1. Drag a new Processor onto the flow

   * Select the *PutKineticaFromFile* type

2. *Settings* tab:

   * Under *Auto terminate Relationships*, check the *failure* and *success*
     options.

3. *Properties* tab:

   * *Server URL*: The URL of the *Kinetica* instance you are using.  This
     will be:

     * Format:  `http://<db.host>:9191`
     * Example:  `http://localhost:9191;CombinePrepareAndExecute=1;RowsPerFetch=20000`

   * *Collection Name*: Set this value if you want the table created in a
     collection.

   * *Table Name*: The name of the table to write to

   * *Schema*: A CSV string, where each entry is:

     * Format:  `<fieldname>|<data type>[|<subtype>]`
     * Example:

       ```
       X|Float|data,Y|Float|data,TIMESTAMP|Long|data,TEXT|String|text_search
       ```

     For more details on schemas, read the *Kinetica* documentation.

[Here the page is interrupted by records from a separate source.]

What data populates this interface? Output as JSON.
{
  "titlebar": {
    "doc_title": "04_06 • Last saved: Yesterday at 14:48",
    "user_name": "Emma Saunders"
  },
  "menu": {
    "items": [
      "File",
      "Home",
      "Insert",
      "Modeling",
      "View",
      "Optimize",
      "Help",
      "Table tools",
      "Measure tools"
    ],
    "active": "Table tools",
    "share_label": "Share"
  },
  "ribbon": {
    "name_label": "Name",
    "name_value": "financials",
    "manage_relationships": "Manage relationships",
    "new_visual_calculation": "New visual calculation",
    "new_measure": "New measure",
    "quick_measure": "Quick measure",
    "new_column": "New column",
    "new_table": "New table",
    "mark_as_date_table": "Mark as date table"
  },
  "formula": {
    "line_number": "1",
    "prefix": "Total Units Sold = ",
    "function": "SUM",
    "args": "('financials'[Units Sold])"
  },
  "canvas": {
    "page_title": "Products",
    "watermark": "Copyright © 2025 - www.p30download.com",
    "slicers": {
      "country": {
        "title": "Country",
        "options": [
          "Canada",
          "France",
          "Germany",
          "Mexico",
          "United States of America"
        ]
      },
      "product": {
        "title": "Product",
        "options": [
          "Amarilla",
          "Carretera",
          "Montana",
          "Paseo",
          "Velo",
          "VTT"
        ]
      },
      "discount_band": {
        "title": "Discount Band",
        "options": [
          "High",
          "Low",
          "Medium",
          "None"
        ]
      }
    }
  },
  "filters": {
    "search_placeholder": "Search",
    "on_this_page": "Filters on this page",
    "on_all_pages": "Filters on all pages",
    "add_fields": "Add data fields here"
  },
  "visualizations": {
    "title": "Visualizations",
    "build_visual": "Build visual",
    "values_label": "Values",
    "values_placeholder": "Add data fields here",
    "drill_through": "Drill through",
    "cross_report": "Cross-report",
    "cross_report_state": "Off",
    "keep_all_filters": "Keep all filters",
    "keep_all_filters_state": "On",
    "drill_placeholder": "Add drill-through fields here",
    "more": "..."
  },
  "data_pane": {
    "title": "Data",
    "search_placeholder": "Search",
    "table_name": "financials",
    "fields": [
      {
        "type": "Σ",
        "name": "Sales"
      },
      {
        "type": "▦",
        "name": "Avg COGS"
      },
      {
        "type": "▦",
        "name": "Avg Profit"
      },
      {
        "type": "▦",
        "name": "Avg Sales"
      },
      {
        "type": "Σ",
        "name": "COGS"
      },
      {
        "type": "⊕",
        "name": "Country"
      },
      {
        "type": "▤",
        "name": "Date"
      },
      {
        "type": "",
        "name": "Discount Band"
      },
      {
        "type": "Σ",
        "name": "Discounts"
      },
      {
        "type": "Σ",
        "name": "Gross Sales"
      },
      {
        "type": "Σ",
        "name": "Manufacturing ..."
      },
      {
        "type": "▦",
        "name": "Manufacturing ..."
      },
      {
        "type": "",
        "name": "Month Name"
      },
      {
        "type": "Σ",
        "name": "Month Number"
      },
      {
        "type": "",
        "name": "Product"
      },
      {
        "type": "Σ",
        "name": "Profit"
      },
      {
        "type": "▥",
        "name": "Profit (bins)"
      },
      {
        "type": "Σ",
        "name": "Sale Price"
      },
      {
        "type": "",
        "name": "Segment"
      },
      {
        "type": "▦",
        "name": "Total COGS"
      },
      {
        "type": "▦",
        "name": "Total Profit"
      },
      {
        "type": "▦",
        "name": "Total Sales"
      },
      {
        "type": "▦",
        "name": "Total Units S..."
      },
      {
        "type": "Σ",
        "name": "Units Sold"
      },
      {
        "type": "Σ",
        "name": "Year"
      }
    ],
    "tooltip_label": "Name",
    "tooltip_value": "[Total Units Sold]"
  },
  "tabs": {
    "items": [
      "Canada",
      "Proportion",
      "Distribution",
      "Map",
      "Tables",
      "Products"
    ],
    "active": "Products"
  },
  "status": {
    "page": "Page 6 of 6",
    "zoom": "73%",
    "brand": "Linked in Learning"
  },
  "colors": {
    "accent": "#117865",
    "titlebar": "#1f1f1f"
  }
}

   * *Delimiter*: The delimiter used in the file (e.g., comma, tab, pipe,
     etc.); defaults to `,`

   * *Escape Character*: The character used to escape other characters in the
     data (e.g., `\`); defaults to `"`

   * *Quote Character*: The character used to quote column data in the file
     (e.g., `"` or `'`); defaults to `"`

   * *File Has Header*: Whether the first line of the file is a header row or
     not; defaults to `true`

   * *Batch Size*: The size of the batch to compress for efficient loading

   * *Error Handling*: If `true`, the processor will skip rows that can't
     be loaded successfully (due to parse error, etc.); if `false`, the
     processor will stop loading as soon as an error occurs; defaults to
     `true`

   * *Username*: *Kinetica* login username

   * *Password*: *Kinetica* login password

   * *Update on Existing PK*: If a *primary key (PK)* is defined for a table,
     then there are two options for handling each new record pending insert
     that has a PK value matching an existing record in the target table.  If
     set to `true`, the record in the target table will be updated with the
     new record's values; if `false`, the new record will be discarded;
     defaults to `false`

   * *Replicate Table*: If `true`, the target table will be *replicated*;
     if `false`, the table will be *distributed*; defaults to `false`

   * *Date Format*: The date format to use to parse values in any *datetime*
     fields (e.g., `dd-MM-yyyy hh:mm:ss`)

   * *TimeZone*: Provide the timezone if the date is not from your local
     timezone

4. Create a connector between the data source processor and the
   *PutKineticaFromFile* processor

   * *Details* tab: check the *with coordinates* option.

The input for the *PutKineticaFromFile* processor is a delimited file.